A sua satisfação era quando o seu Abílio a levava a passear na motorizada até à Nazaré. Sentavam-se tardes inteiras a olhar para o mar. O filho só deixou de ir quando já não cabia no meio dos dois e os homens da brigada de trânsito teimaram em começar a passar umas multazinhas.
Perdoava-lhe e esquecia-se de tudo. O Abílio quando abria a boca o hálito cheirava mais mal que uma panela de feijocas estorradas. Anos e anos durou este calvário. Meteu na cabeça que devia ter uma amante e bem o fez.
Mais valia valentes cargas de porrada que o seu homem ter outra substituta para os tempos livres. Não bastava o que tinha que aturar quando o marido parava nas Fazendas quanto mais agora seguir caminho para junto da matrona. Se levava porrada começou a levar mais, não pelas bebedeiras que apanhava mas porque precisava de dinheiro e não o tinha.

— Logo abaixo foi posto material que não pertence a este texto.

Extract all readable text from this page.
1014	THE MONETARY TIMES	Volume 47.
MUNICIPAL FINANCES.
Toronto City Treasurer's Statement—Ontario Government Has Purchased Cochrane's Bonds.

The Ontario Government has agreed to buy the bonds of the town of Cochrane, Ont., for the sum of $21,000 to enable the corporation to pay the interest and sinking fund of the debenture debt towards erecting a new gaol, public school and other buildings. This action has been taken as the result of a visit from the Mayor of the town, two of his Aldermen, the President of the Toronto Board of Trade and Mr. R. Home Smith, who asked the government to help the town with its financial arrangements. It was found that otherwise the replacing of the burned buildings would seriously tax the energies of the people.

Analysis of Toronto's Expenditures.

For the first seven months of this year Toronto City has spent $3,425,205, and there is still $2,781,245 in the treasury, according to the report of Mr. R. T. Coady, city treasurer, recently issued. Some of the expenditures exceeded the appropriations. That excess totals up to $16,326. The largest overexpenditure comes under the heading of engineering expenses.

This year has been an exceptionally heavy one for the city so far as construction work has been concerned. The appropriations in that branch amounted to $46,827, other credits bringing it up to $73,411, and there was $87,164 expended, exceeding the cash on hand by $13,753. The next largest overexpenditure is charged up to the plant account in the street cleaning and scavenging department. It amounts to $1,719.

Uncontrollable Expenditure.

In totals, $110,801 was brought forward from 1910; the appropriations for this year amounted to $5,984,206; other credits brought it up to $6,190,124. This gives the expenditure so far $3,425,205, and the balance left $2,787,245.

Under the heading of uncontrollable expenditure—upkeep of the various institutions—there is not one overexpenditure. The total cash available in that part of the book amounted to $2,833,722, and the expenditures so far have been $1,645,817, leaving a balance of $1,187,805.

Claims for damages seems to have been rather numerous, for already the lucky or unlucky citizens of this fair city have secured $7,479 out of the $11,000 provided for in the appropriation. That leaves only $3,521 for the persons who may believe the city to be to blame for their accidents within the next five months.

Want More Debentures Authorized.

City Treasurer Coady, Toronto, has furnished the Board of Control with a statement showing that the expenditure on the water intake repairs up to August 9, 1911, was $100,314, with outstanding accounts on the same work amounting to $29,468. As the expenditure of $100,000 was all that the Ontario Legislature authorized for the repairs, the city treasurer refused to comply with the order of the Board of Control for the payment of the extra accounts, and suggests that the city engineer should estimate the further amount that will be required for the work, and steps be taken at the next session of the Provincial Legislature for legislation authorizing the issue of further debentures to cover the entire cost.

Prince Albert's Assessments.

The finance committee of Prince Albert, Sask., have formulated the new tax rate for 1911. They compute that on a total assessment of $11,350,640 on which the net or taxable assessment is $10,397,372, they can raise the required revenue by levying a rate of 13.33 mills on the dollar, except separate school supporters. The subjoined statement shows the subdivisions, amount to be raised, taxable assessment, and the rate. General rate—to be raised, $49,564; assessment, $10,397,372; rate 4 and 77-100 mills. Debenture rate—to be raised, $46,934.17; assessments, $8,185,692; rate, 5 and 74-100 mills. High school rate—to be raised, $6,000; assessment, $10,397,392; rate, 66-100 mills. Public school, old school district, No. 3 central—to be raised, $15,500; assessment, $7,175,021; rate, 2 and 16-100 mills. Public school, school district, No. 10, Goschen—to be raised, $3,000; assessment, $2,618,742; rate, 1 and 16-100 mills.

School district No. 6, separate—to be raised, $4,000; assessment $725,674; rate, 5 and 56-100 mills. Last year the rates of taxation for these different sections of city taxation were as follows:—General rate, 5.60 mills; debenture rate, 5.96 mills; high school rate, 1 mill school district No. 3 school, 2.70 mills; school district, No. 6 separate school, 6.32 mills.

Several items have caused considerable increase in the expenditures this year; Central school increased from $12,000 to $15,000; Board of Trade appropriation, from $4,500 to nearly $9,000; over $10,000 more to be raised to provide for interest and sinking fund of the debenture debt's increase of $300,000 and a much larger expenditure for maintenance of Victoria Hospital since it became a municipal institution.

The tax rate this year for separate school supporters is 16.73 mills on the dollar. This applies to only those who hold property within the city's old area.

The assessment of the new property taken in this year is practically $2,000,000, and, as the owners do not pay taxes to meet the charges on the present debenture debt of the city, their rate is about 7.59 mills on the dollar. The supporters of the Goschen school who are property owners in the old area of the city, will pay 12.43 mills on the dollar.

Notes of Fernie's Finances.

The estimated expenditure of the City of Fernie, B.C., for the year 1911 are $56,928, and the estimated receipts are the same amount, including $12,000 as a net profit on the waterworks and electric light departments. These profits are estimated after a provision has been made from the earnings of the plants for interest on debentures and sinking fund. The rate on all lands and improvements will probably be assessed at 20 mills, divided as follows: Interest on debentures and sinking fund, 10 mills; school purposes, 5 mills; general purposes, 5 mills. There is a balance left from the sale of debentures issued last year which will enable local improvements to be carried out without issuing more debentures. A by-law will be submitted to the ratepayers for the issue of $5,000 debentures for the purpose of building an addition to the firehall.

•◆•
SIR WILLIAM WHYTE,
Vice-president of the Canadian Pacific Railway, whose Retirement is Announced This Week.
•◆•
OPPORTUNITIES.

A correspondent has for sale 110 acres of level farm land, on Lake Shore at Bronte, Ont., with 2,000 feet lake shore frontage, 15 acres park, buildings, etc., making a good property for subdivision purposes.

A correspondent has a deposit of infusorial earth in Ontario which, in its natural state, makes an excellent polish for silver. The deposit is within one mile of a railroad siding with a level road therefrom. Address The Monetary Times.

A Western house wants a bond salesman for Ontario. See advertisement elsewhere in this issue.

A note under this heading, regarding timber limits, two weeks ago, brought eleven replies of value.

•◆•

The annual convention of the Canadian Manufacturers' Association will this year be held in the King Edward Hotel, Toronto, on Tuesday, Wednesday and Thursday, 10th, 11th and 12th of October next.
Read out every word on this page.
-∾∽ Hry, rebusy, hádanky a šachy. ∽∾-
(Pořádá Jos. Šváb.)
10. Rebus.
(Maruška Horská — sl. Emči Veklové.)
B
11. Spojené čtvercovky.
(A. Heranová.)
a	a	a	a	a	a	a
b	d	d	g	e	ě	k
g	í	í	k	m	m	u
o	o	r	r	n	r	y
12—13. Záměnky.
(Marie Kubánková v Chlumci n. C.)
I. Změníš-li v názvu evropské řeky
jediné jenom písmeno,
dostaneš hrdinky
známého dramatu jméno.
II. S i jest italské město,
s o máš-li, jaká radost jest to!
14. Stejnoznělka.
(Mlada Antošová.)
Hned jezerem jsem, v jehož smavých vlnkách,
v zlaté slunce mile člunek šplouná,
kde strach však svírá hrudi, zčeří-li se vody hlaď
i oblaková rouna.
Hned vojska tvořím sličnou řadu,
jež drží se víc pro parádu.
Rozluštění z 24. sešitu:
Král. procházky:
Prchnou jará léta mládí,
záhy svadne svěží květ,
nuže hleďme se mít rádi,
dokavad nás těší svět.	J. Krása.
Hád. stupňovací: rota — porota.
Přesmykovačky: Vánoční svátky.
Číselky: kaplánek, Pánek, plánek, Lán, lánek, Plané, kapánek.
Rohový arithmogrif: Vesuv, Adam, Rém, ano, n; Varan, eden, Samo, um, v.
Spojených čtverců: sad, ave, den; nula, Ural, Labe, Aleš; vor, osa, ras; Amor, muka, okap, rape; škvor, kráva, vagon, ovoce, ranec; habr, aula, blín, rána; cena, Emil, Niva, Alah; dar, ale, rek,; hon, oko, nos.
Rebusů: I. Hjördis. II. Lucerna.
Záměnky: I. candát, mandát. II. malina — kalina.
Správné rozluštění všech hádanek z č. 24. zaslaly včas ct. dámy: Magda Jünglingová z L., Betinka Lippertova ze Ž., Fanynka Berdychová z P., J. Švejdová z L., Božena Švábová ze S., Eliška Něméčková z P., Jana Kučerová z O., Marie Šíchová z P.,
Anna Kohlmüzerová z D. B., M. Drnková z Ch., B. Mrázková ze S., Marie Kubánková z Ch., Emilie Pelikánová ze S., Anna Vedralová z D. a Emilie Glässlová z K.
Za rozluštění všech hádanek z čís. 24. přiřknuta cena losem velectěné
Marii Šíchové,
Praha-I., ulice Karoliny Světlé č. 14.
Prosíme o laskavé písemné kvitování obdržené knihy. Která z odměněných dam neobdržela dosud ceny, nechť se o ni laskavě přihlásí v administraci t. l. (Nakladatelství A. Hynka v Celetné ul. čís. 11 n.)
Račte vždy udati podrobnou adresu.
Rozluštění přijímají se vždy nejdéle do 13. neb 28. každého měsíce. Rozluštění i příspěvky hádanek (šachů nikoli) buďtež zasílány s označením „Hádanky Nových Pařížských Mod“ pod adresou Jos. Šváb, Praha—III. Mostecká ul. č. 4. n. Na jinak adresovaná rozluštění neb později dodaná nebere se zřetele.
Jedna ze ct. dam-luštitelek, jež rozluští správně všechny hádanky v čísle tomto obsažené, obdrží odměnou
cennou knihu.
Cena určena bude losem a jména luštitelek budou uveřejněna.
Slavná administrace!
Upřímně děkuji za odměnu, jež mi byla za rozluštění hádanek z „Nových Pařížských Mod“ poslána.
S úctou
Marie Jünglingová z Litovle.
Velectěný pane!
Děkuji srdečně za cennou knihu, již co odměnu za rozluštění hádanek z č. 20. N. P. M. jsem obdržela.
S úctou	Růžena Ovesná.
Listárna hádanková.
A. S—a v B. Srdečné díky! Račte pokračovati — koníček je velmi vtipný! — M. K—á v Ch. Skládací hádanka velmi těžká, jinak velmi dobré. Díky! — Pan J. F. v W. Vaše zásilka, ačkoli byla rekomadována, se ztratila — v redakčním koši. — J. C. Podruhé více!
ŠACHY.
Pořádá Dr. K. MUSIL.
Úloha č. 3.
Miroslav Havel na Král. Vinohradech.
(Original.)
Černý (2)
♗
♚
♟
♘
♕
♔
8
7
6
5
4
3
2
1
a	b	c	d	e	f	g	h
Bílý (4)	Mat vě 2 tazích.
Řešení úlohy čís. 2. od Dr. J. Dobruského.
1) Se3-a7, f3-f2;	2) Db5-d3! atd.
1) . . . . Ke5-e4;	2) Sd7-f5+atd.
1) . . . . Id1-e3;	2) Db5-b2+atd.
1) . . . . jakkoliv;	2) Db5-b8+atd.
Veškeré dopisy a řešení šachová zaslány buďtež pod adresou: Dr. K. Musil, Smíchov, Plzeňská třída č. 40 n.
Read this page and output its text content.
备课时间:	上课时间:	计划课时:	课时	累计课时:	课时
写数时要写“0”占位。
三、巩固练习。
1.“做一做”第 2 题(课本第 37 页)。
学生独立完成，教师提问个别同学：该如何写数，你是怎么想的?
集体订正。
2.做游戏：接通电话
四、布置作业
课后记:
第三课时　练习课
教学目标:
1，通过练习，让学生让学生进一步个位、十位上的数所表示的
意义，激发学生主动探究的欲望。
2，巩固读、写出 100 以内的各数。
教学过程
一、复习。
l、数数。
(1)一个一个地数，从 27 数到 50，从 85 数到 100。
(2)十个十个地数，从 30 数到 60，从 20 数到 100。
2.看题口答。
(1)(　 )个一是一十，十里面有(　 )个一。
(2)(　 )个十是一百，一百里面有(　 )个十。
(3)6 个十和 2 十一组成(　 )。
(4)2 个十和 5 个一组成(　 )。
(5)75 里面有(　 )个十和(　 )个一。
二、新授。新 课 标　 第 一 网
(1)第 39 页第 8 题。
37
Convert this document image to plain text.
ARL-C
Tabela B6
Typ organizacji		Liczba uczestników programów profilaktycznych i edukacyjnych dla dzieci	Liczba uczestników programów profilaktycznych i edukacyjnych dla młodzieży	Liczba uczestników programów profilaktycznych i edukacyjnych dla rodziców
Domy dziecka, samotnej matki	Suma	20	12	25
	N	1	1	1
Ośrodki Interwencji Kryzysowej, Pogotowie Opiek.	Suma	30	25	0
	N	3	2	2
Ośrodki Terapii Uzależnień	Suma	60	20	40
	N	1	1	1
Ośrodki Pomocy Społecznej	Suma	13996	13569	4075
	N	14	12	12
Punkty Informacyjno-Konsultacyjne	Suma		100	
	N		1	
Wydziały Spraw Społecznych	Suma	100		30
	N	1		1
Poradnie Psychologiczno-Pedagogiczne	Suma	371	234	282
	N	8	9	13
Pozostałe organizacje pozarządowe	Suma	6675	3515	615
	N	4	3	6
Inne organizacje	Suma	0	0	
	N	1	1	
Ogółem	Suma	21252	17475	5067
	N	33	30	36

O filho só exigia roupas de marca. Não estava para sofrer mais. Um dia lembrou-se de dizer que a sua «vida não era uma vida como a das outras pessoas». Agarrou nas malas e aí vai ela para junto de mãe, ali, para os lados de Rio Maior. Nunca o Abílio pensou ter uma surpresa destas.
Pena foi que o filho comesse pela tabela, sendo apanhado no meio da tempestade quando menos esperava. O pequeno sentiu o desabar de tudo. Porque lhe faltava o seu mundo foi desabafar para junto de quem nunca deveria ter ido. Hoje, vive de expedientes com os amigos para dormir debaixo dos vãos de escada que encontra pela cidade.
A prisão já lhe fez companhia algumas vezes. Como nunca conseguiu abrir o livro da sua vida, em vez de vir melhor quando saiu da prisão ainda veio pior. Sabe mais daquilo que nunca deveria saber.